Excuses are, by their very nature, ex post facto stories we tell ourselves to justify our actions. That’s what people think, but I posit that statement is incomplete, and thus only mostly true. Once I understood what was missing, it radically changed the way I view the whole ‘problem’ of excuses.
Trying to live without an excess of excuses is a great goal. The same can be said, as many people on this forum know, about trying to live without an excess of blood sugar. However, as with lowering your blood sugar, the ‘how’ of attaining the goal is just as important as the goal itself and if improperly executed can have disastrous consequences.
If lowering your blood sugar is the only goal, insulin is a perfectly acceptable solution. It will accomplish what you want to get done and it’s a great tool if you need it, both facts I don’t want to downplay. But the how is just a tool, and choice of tool in any situation is generally informed by the why.
So now we’re back to that mostly true statement from earlier. The true version and the mostly true version only differ by two letters in my experience, r and e. So now, with that addition, we have ‘Excuses are ex post facto stories we tell ourselves to justify our reactions.’ Let me tell you, the difference those two letters made to my understanding of the ‘Why’, and thus how I addressed this particular problem, has been profound.

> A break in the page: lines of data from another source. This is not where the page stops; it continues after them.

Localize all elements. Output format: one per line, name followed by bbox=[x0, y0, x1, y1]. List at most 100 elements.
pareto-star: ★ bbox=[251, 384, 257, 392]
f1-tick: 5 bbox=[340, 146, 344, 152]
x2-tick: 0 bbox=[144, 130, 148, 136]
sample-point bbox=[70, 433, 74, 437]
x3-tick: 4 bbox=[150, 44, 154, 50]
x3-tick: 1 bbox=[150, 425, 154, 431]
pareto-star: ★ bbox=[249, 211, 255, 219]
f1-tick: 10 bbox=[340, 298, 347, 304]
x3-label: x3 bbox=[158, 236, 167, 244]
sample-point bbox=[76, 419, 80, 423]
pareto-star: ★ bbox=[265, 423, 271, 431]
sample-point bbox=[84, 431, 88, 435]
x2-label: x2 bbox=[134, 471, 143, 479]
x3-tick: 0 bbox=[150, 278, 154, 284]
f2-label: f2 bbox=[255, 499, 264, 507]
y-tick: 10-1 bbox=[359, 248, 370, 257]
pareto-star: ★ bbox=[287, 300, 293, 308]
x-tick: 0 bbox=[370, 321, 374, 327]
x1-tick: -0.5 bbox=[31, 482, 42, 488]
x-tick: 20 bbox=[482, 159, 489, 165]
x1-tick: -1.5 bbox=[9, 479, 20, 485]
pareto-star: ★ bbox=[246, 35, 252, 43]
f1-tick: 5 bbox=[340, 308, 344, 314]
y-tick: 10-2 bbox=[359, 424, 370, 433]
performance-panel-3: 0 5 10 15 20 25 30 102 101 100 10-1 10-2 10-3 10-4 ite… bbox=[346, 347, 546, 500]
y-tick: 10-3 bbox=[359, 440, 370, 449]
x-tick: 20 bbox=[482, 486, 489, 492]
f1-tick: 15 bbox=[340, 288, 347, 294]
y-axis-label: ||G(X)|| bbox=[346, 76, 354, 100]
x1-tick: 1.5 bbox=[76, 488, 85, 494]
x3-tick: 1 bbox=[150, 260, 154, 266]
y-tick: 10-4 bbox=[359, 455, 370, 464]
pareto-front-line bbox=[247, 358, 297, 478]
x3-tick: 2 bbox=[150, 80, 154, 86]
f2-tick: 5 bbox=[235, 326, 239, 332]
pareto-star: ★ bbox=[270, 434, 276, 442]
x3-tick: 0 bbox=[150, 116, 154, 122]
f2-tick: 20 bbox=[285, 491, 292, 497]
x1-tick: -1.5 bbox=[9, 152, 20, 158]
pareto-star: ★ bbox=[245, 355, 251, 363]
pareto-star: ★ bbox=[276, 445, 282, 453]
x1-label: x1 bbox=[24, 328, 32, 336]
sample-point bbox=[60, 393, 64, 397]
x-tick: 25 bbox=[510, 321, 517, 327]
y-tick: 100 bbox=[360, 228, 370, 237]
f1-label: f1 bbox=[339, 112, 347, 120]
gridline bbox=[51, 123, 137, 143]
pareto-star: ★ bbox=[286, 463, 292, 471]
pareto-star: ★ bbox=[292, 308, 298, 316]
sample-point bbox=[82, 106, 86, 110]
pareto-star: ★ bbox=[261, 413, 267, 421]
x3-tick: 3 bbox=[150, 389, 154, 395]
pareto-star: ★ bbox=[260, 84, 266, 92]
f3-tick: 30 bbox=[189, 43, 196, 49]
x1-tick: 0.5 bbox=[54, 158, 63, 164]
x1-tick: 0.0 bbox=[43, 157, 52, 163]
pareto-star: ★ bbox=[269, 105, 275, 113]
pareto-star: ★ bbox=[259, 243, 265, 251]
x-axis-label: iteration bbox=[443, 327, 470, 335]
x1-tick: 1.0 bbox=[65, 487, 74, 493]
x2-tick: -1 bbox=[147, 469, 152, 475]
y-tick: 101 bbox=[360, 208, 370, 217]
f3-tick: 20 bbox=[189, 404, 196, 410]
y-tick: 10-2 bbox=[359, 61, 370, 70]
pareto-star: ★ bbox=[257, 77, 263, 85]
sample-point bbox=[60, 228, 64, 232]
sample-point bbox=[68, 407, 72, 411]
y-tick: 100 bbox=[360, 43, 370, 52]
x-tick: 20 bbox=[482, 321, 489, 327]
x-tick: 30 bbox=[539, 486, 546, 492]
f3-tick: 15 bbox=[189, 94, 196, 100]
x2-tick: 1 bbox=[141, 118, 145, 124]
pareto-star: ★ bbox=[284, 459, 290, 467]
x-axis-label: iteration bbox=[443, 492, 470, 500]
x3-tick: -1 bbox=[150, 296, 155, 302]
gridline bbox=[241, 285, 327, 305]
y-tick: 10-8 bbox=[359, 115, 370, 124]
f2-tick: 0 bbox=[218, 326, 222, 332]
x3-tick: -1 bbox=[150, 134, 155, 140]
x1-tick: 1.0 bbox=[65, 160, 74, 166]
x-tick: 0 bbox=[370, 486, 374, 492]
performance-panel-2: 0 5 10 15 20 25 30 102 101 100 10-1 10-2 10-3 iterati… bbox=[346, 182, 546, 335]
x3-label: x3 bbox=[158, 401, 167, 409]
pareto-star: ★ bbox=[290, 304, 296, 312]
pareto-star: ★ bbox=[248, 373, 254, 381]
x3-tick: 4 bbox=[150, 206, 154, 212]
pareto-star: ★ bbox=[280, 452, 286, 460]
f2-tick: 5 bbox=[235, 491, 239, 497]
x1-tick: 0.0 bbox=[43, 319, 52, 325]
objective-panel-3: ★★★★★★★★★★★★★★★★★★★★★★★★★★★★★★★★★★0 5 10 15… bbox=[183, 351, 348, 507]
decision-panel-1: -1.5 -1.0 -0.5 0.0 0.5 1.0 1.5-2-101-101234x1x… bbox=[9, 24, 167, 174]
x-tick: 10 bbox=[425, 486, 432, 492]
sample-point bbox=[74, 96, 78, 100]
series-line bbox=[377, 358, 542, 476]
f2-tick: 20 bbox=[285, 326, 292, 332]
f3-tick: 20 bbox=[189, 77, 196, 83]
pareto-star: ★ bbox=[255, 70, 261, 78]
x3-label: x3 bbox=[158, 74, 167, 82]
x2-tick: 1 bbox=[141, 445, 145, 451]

In this analogy, the excuses are the blood sugar, and excuse free living is the Insulin. Changing those two letters changes everything to me. It means excuses don’t happen because of something you chose to do, excuses happen because of something you didn’t chose but did anyway.
This shifts the focus from excuses as the problem, to excuses as the symptom. So then, as the dudes are so fond of saying, what’s the root cause?
In my experience, the root cause is in the difference of those two letters. Action vs Reaction. Reaction implies a certain lack of thought or intent behind the thing that you’re doing. Action implies a conscious decision, made with intent and your full attention.
In reality, everything we do lies somewhere on that Action vs Reaction spectrum. For me the key has been trying to create space in my life to cultivate awareness, which leads to an ease of focusing my attention, so that I can act with intent. This gives me the ability to slowly replace my unconscious reactive habits by forming new habits that are aligned with my conscious goals and aspirations. Net result, massive decrease in excuses!
And now, to change gears… and finally get to my point.
After practicing what I wrote about above, I’ve learned a couple of things about myself. The problem isn’t with the excuse, it’s with the reaction. I used to get so upset with myself that I would perpetuate the cycle and use it as an excuse to go off the rails on my ‘diet’. The problem wasn’t the excuse, the problem was the anger I was directing at myself which impaired my ability to be aware enough to make a choice and act with intent next time it happened.
I suspect you’re already practicing a lot of what I’m talking about, but I wanted to post this anyway in case others found it useful.
Anyway, just food for thought. Much love, always sucks to be stressed.
And now, on a totally unrelated topic to excuses, something something post fasting writeup…
TL;DR - Excuses are a symptom of the problem, not the problem. Address the root cause. Lack of awareness leads to an inability to focus your attention when it matters, leads to acting without intent. If you cultivate awareness, you’ll be paying attention when it matters, and when you’re paying attention you tend to act with intent. Excuses ‘magically’ seem to disappear at this point.